Most carriers unranked as CSA launches

Updated Dec 14, 2010

Barely 12 percent of active motor carriers are ranked in any of the five safety categories within the new Safety Measurement System that the Federal Motor Carrier Safety Administration made public for the first time on Sunday, Dec. 12, according to an analysis by Commercial Carrier Journal. The SMS, which replaced SafeStat, is a key component of what FMCSA now formally calls Compliance, Safety, Accountability (CSA) — not Comprehensive Safety Analysis 2010. The agency published SMS data and metrics after a federal appeals court turned down an emergency request for a stay..

CCJ‘s analysis of data published at FMCSA’s Analysis & Information website shows that only 92,184 of the 758,682 active motor carriers in the agency’s database are ranked in any of the five publicly available Behavior Analysis and Safety Improvement Categories (BASICs) — Unsafe Driving, Fatigued Driving, Driver Fitness, Controlled Substances and Vehicle Maintenance. The Cargo-Related and Crash Indicator BASICs are, for now, withheld from the public due to agency concerns that the data could be misleading.

Of the 92,184 carriers that are ranked in at least one BASIC, 52,967 carriers have at least one alert, meaning they exceeded the threshold for intervention. The greatest number of alerts, 29,207, are in the Fatigued Driving BASIC, followed by the Vehicle Maintenance BASIC at 21,791. The Controlled Substances BASIC had the fewest alerts at 3,605.
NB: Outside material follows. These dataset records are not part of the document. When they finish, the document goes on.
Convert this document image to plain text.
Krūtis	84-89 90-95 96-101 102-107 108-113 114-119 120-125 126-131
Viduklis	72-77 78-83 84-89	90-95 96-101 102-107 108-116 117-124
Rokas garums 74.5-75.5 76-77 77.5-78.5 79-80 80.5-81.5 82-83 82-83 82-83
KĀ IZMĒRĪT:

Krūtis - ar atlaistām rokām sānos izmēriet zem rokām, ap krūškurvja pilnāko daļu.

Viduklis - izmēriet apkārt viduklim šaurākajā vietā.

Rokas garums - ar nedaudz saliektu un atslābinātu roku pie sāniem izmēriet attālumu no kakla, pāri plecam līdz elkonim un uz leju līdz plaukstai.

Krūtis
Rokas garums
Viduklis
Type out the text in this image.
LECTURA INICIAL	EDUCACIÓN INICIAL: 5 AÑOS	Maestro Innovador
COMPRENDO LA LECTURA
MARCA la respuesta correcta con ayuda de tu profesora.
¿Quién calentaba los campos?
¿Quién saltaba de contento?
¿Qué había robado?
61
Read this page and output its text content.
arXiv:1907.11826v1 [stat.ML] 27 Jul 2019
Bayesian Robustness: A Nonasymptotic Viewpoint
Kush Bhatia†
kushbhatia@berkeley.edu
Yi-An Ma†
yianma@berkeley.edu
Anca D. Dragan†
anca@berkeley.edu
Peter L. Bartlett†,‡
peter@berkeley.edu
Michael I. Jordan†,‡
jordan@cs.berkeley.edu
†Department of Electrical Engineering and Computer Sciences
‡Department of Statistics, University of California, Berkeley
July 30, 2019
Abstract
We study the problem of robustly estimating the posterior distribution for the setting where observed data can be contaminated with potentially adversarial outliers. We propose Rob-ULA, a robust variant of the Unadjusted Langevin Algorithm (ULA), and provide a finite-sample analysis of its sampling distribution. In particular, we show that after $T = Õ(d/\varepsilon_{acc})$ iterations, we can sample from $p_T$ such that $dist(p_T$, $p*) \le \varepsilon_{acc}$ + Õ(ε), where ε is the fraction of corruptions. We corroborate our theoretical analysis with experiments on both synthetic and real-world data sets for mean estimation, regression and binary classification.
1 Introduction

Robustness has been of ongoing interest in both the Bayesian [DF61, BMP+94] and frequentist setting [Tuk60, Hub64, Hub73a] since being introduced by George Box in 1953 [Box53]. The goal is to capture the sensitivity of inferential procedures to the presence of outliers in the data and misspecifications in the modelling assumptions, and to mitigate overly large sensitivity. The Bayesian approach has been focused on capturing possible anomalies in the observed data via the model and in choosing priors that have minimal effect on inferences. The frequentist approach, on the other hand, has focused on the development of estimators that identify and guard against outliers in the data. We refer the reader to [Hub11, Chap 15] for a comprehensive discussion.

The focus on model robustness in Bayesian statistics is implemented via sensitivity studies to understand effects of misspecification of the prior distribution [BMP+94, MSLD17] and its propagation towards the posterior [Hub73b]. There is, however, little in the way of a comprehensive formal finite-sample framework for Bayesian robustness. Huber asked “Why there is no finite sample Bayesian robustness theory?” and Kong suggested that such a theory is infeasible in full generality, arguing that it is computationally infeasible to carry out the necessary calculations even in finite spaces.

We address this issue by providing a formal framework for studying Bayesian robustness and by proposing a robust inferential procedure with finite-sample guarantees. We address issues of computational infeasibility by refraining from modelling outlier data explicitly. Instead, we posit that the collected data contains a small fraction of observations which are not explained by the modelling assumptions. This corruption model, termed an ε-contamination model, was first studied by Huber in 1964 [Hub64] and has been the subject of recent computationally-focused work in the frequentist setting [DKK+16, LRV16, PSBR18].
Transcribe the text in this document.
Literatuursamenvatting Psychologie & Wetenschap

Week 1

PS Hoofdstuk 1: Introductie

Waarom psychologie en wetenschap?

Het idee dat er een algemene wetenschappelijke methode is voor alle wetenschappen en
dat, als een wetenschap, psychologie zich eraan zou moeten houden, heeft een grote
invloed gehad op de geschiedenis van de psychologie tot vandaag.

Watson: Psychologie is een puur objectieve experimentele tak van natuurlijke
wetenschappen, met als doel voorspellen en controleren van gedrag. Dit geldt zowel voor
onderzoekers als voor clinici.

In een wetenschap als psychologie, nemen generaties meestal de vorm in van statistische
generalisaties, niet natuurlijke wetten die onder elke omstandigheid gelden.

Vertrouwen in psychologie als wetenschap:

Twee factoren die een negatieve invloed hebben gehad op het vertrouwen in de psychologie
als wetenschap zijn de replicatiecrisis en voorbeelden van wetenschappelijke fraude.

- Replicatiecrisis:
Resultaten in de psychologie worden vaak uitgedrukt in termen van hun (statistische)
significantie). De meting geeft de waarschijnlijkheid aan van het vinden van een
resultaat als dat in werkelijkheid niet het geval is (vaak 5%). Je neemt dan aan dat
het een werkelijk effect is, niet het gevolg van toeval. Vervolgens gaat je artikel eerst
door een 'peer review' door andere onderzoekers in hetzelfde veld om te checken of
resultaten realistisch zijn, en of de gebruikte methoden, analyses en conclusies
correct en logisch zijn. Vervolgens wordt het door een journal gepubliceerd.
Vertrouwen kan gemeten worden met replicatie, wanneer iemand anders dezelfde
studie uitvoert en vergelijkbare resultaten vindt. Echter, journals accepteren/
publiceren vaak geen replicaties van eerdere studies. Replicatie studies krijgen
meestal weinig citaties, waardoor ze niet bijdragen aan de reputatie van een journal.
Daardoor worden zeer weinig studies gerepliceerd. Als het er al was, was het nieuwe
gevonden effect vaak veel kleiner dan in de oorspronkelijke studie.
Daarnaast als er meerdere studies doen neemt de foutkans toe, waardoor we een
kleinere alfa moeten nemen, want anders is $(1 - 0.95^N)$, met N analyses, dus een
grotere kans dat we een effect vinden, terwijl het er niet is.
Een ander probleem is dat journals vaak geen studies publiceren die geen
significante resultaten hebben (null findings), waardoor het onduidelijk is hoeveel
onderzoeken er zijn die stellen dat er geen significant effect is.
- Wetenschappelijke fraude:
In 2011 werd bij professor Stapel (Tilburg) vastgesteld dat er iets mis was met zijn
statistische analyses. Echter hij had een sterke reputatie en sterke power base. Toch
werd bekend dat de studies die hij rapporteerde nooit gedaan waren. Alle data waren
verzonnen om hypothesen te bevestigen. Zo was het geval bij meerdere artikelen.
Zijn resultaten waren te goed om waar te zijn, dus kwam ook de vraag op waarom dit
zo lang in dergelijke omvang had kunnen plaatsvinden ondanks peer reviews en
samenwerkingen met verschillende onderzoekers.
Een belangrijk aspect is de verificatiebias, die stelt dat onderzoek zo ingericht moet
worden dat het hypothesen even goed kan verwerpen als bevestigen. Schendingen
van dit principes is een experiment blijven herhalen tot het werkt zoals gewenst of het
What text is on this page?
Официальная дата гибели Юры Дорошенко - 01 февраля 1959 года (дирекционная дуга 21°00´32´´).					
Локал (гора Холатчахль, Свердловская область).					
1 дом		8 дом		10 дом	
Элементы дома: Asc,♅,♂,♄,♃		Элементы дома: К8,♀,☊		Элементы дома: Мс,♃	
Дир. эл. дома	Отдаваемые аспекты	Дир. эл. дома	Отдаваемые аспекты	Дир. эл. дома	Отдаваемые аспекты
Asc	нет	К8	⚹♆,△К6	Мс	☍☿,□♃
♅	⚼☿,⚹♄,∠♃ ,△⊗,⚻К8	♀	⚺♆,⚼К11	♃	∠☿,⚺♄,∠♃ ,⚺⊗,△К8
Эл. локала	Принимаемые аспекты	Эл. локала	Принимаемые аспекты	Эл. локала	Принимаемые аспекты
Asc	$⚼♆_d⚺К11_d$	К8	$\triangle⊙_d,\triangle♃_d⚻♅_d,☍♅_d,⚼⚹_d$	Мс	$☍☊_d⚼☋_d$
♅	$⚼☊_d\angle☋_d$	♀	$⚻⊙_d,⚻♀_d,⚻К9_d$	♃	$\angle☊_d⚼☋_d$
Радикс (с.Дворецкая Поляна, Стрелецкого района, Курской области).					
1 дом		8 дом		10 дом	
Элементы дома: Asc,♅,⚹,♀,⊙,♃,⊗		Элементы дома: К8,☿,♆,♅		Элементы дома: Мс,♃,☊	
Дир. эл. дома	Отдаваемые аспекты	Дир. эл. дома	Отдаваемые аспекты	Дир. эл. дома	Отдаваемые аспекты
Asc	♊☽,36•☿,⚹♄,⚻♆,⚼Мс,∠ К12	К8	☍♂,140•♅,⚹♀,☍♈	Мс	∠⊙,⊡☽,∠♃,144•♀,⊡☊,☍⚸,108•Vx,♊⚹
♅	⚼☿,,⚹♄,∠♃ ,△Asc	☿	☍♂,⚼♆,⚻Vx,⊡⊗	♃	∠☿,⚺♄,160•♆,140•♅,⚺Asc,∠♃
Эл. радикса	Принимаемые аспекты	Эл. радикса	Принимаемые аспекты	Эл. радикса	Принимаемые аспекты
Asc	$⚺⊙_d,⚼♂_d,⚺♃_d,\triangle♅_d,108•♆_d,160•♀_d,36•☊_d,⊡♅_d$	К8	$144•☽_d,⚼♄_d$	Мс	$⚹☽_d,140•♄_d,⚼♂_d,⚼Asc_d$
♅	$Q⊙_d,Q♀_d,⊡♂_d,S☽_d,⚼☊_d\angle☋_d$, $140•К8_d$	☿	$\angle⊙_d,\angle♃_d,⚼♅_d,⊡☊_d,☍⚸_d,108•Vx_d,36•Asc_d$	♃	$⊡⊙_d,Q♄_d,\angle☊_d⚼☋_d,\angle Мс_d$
The majority of carriers are unranked because FMCSA set minimum thresholds of inspections to be considered within BASIC safety event groups. Those floors vary, but generally carriers must have three to five inspections in the past 24 months to be ranked in a BASIC. FMCSA plans to use those rankings to target interventions under its new graduated process, which starts with warning letters and escalates potentially to full-blown compliance reviews.